Thursday, January 19, 2012

duct tape, shake weights, and teddy bears.


by Trey


It was a rainy Wednesday in Music City, and some friends and I decided to temporarily forgo the protective normalcy of our college campus to buy some college essentials at the local Walmart.
[you know, Ramen noodles, Nerf guns, and the like.] 

We were making our way around the store, and I stopped in the paint section--as I always do--to look at the duct tape to see if they had come out with any new colors or designs that I could add to my collection. 

(Yes, I shamelessly collect duct tape, and I make things out of it. 104 rolls and counting, suckas!)




My friends were in various aisles around me during this time, when I went to find them.  We all met up around the lighting aisle, and went back to wandering the store.

Something happened in that lighting aisle, however. 
The cheap lamps and bulbs had mysteriously transformed us into four-year-olds, rather than the knowledge-thirsty collegiate academics we truly are.

This, friends, can get you into trouble. 


Touching items on the shelves, grabbing pillows, and making stupid jokes about useless products that were given the label “as seen on TV.”  
{i.e. the “Shake Weight.”  What. The.

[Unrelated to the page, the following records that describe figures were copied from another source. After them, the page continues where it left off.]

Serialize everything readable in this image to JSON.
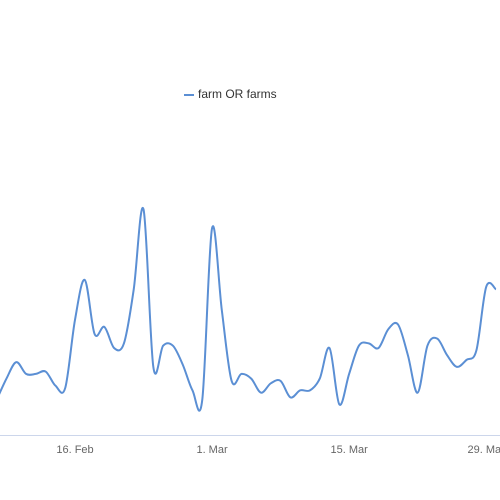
{
  "chart_data": {
    "type": "line",
    "categories": [
      null,
      null,
      null,
      null,
      null,
      null,
      null,
      null,
      "16. Feb",
      null,
      null,
      null,
      null,
      null,
      null,
      null,
      null,
      null,
      null,
      null,
      null,
      null,
      "1. Mar",
      null,
      null,
      null,
      null,
      null,
      null,
      null,
      null,
      null,
      null,
      null,
      null,
      null,
      "15. Mar",
      null,
      null,
      null,
      null,
      null,
      null,
      null,
      null,
      null,
      null,
      null,
      null,
      null,
      "29. Mar",
      null
    ],
    "series": [
      {
        "name": "farm OR farms",
        "color": "#5b8fd4",
        "values": [
          15,
          24,
          31,
          26,
          26,
          27,
          21,
          20,
          49,
          66,
          43,
          46,
          37,
          39,
          62,
          96,
          29,
          38,
          38,
          30,
          19,
          15,
          88,
          53,
          23,
          26,
          24,
          18,
          22,
          23,
          16,
          19,
          19,
          24,
          37,
          13,
          26,
          38,
          39,
          37,
          45,
          47,
          34,
          18,
          38,
          41,
          34,
          29,
          32,
          36,
          63,
          62
        ]
      }
    ],
    "ylim": [
      0,
      100
    ],
    "legend": "top"
  }
}
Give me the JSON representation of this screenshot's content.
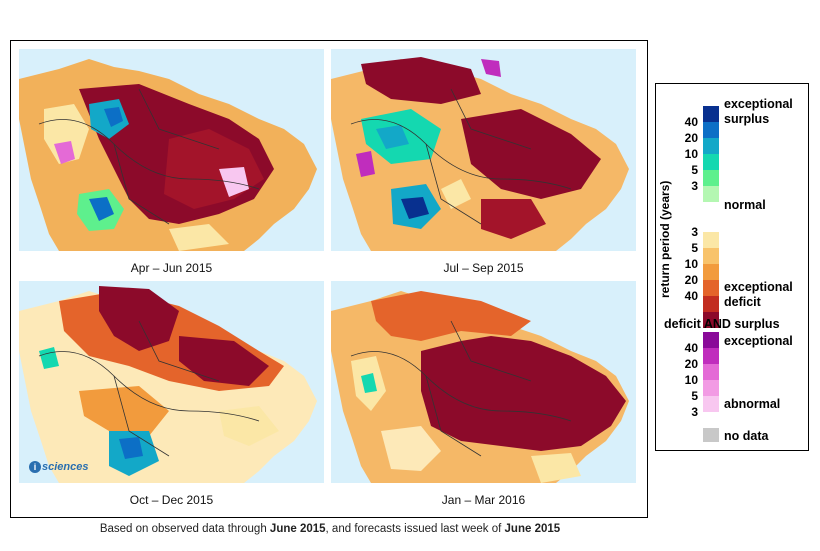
{
  "panels": [
    {
      "id": "p1",
      "label": "Apr – Jun 2015"
    },
    {
      "id": "p2",
      "label": "Jul – Sep 2015"
    },
    {
      "id": "p3",
      "label": "Oct – Dec 2015"
    },
    {
      "id": "p4",
      "label": "Jan – Mar 2016"
    }
  ],
  "logo": {
    "text": "sciences",
    "mark": "i"
  },
  "footnote": {
    "prefix": "Based on observed data through ",
    "date1": "June 2015",
    "middle": ", and forecasts issued last week of ",
    "date2": "June 2015"
  },
  "legend": {
    "axis_label": "return period (years)",
    "surplus_label_1": "exceptional",
    "surplus_label_2": "surplus",
    "normal_label": "normal",
    "deficit_label_1": "exceptional",
    "deficit_label_2": "deficit",
    "both_title": "deficit AND surplus",
    "both_exceptional": "exceptional",
    "both_abnormal": "abnormal",
    "nodata_label": "no data",
    "surplus_ticks": [
      "40",
      "20",
      "10",
      "5",
      "3"
    ],
    "deficit_ticks": [
      "3",
      "5",
      "10",
      "20",
      "40"
    ],
    "both_ticks": [
      "40",
      "20",
      "10",
      "5",
      "3"
    ],
    "surplus_colors": [
      "#08308f",
      "#0c6fc6",
      "#13a8c8",
      "#14d8b0",
      "#5ef08d",
      "#b4f7b2"
    ],
    "deficit_colors": [
      "#fbe7a6",
      "#f8c36b",
      "#f29b3d",
      "#e4642b",
      "#c22d21",
      "#8c0a2a"
    ],
    "both_colors": [
      "#8a0a99",
      "#c02dbd",
      "#e46ad6",
      "#f29be4",
      "#f8c7f0"
    ],
    "nodata_color": "#c8c8c8",
    "normal_color": "#ffffff",
    "ocean_color": "#d8f0fb",
    "border_color": "#333333"
  }
}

Heck.}


It was the Christmas season, so random carts had been left around the store filled with toys and other items for sale.  

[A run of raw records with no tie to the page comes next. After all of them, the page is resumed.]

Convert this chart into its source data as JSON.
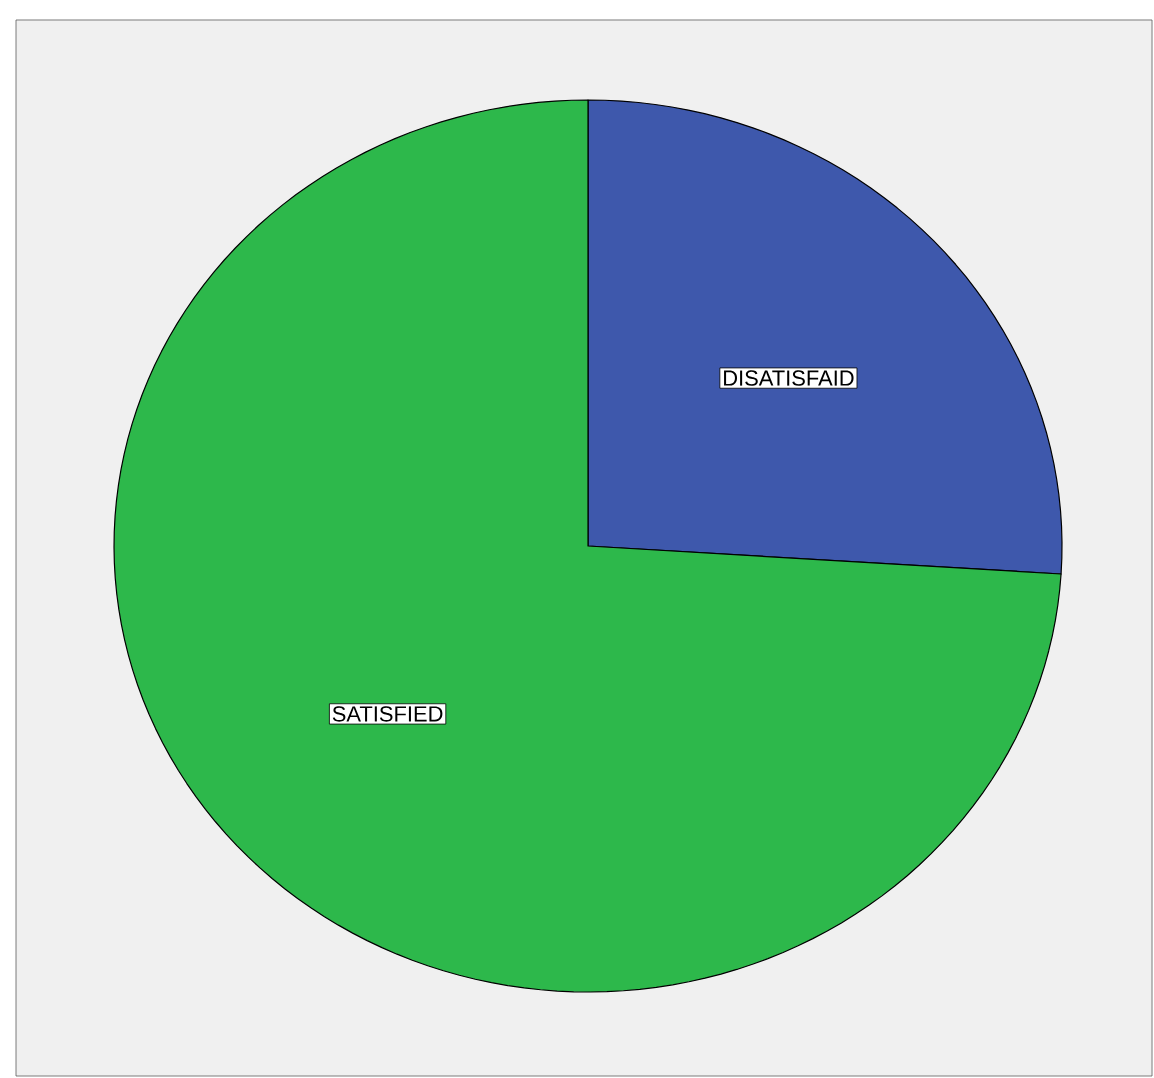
{
  "chart_data": {
    "type": "pie",
    "categories": [
      "DISATISFAID",
      "SATISFIED"
    ],
    "values": [
      26,
      74
    ],
    "colors": [
      "#3e58ac",
      "#2db84b"
    ]
  }
}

As we were gallivanting around the store acting “less than our actual age” (and when I say “we,” I mostly just mean “I”), I saw one of those carts filled with random items, including a particularly black, soft, and fluffy-looking teddy bear.

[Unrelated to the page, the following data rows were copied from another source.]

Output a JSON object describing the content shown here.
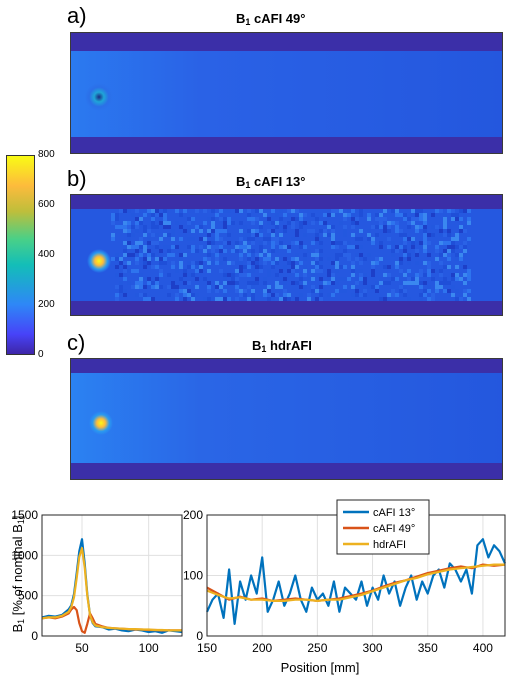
{
  "panels": [
    {
      "letter": "a)",
      "title_main": "B",
      "title_sub": "1",
      "title_rest": " cAFI 49°"
    },
    {
      "letter": "b)",
      "title_main": "B",
      "title_sub": "1",
      "title_rest": " cAFI 13°"
    },
    {
      "letter": "c)",
      "title_main": "B",
      "title_sub": "1",
      "title_rest": " hdrAFI"
    }
  ],
  "colorbar": {
    "ticks": [
      "800",
      "600",
      "400",
      "200",
      "0"
    ],
    "min": 0,
    "max": 800
  },
  "colors": {
    "cafi13": "#0072bd",
    "cafi49": "#d95319",
    "hdrafi": "#edb120",
    "map_bg": "#3e26a8",
    "map_mid": "#1a55e0"
  },
  "chart_data": [
    {
      "type": "line",
      "xlim": [
        20,
        125
      ],
      "ylim": [
        0,
        1500
      ],
      "xticks": [
        "50",
        "100"
      ],
      "yticks": [
        "0",
        "500",
        "1000",
        "1500"
      ],
      "ylabel": "B1 [% of nominal B1]",
      "ylabel_main": "B",
      "ylabel_sub1": "1",
      "ylabel_mid": " [% of nominal B",
      "ylabel_sub2": "1",
      "ylabel_end": "]",
      "grid": true,
      "series": [
        {
          "name": "cAFI 13°",
          "x": [
            20,
            25,
            30,
            35,
            40,
            42,
            44,
            46,
            48,
            50,
            52,
            54,
            56,
            58,
            60,
            65,
            70,
            75,
            80,
            85,
            90,
            95,
            100,
            105,
            110,
            115,
            120,
            125
          ],
          "y": [
            230,
            250,
            240,
            260,
            330,
            380,
            520,
            780,
            1050,
            1200,
            900,
            520,
            260,
            160,
            120,
            110,
            80,
            90,
            70,
            60,
            80,
            70,
            50,
            60,
            40,
            70,
            60,
            50
          ]
        },
        {
          "name": "cAFI 49°",
          "x": [
            20,
            25,
            30,
            35,
            40,
            42,
            44,
            46,
            48,
            50,
            52,
            54,
            56,
            58,
            60,
            65,
            70,
            75,
            80,
            85,
            90,
            95,
            100,
            105,
            110,
            115,
            120,
            125
          ],
          "y": [
            220,
            230,
            220,
            240,
            280,
            330,
            360,
            320,
            160,
            60,
            40,
            150,
            280,
            220,
            150,
            120,
            100,
            95,
            90,
            85,
            80,
            80,
            75,
            75,
            70,
            70,
            70,
            70
          ]
        },
        {
          "name": "hdrAFI",
          "x": [
            20,
            25,
            30,
            35,
            40,
            42,
            44,
            46,
            48,
            50,
            52,
            54,
            56,
            58,
            60,
            65,
            70,
            75,
            80,
            85,
            90,
            95,
            100,
            105,
            110,
            115,
            120,
            125
          ],
          "y": [
            220,
            230,
            230,
            250,
            300,
            360,
            480,
            720,
            980,
            1090,
            850,
            500,
            260,
            170,
            130,
            110,
            100,
            95,
            90,
            85,
            85,
            80,
            80,
            75,
            75,
            70,
            70,
            70
          ]
        }
      ]
    },
    {
      "type": "line",
      "xlim": [
        150,
        420
      ],
      "ylim": [
        0,
        200
      ],
      "xticks": [
        "150",
        "200",
        "250",
        "300",
        "350",
        "400"
      ],
      "yticks": [
        "0",
        "100",
        "200"
      ],
      "xlabel": "Position [mm]",
      "grid": true,
      "legend": "top-right",
      "series": [
        {
          "name": "cAFI 13°",
          "x": [
            150,
            155,
            160,
            165,
            170,
            175,
            180,
            185,
            190,
            195,
            200,
            205,
            210,
            215,
            220,
            225,
            230,
            235,
            240,
            245,
            250,
            255,
            260,
            265,
            270,
            275,
            280,
            285,
            290,
            295,
            300,
            305,
            310,
            315,
            320,
            325,
            330,
            335,
            340,
            345,
            350,
            355,
            360,
            365,
            370,
            375,
            380,
            385,
            390,
            395,
            400,
            405,
            410,
            415,
            420
          ],
          "y": [
            40,
            60,
            70,
            30,
            110,
            20,
            90,
            60,
            100,
            70,
            130,
            40,
            60,
            90,
            50,
            70,
            100,
            60,
            40,
            80,
            60,
            70,
            50,
            90,
            40,
            80,
            70,
            60,
            90,
            50,
            80,
            60,
            100,
            70,
            90,
            50,
            80,
            100,
            60,
            90,
            70,
            100,
            110,
            80,
            120,
            110,
            90,
            110,
            70,
            150,
            160,
            130,
            150,
            140,
            120
          ]
        },
        {
          "name": "cAFI 49°",
          "x": [
            150,
            160,
            170,
            180,
            190,
            200,
            210,
            220,
            230,
            240,
            250,
            260,
            270,
            280,
            290,
            300,
            310,
            320,
            330,
            340,
            350,
            360,
            370,
            380,
            390,
            400,
            410,
            420
          ],
          "y": [
            80,
            70,
            60,
            65,
            60,
            62,
            58,
            60,
            62,
            60,
            58,
            60,
            62,
            66,
            70,
            75,
            82,
            88,
            92,
            98,
            104,
            108,
            112,
            115,
            112,
            118,
            116,
            118
          ]
        },
        {
          "name": "hdrAFI",
          "x": [
            150,
            160,
            170,
            180,
            190,
            200,
            210,
            220,
            230,
            240,
            250,
            260,
            270,
            280,
            290,
            300,
            310,
            320,
            330,
            340,
            350,
            360,
            370,
            380,
            390,
            400,
            410,
            420
          ],
          "y": [
            75,
            68,
            62,
            64,
            60,
            60,
            58,
            58,
            60,
            60,
            58,
            60,
            60,
            64,
            68,
            74,
            80,
            86,
            92,
            96,
            102,
            106,
            110,
            112,
            114,
            116,
            118,
            118
          ]
        }
      ]
    }
  ]
}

I neared the cart, and reached out to touch this bear on its head. 



Suffice it to say, not everything is as it seems.  



The instant this teddy bear's head moved, I no longer saw a bear but instead, a very small Hispanic child, who had been innocently riding in his parents' shopping cart.

As my hand touched his head, his face turned toward mine, and I realized what I had just done.  
I screamed and quickly vacated the area, not looking anywhere but forward.


I'll never know if that child's parents saw me approach their boy as though he were a billy goat in a petting zoo.


And you know what? 
You have never lived in complete fear until you accidentally pet a stranger’s head, not knowing if that small stranger’s parents saw you.


And that was the time I pet a child at Walmart.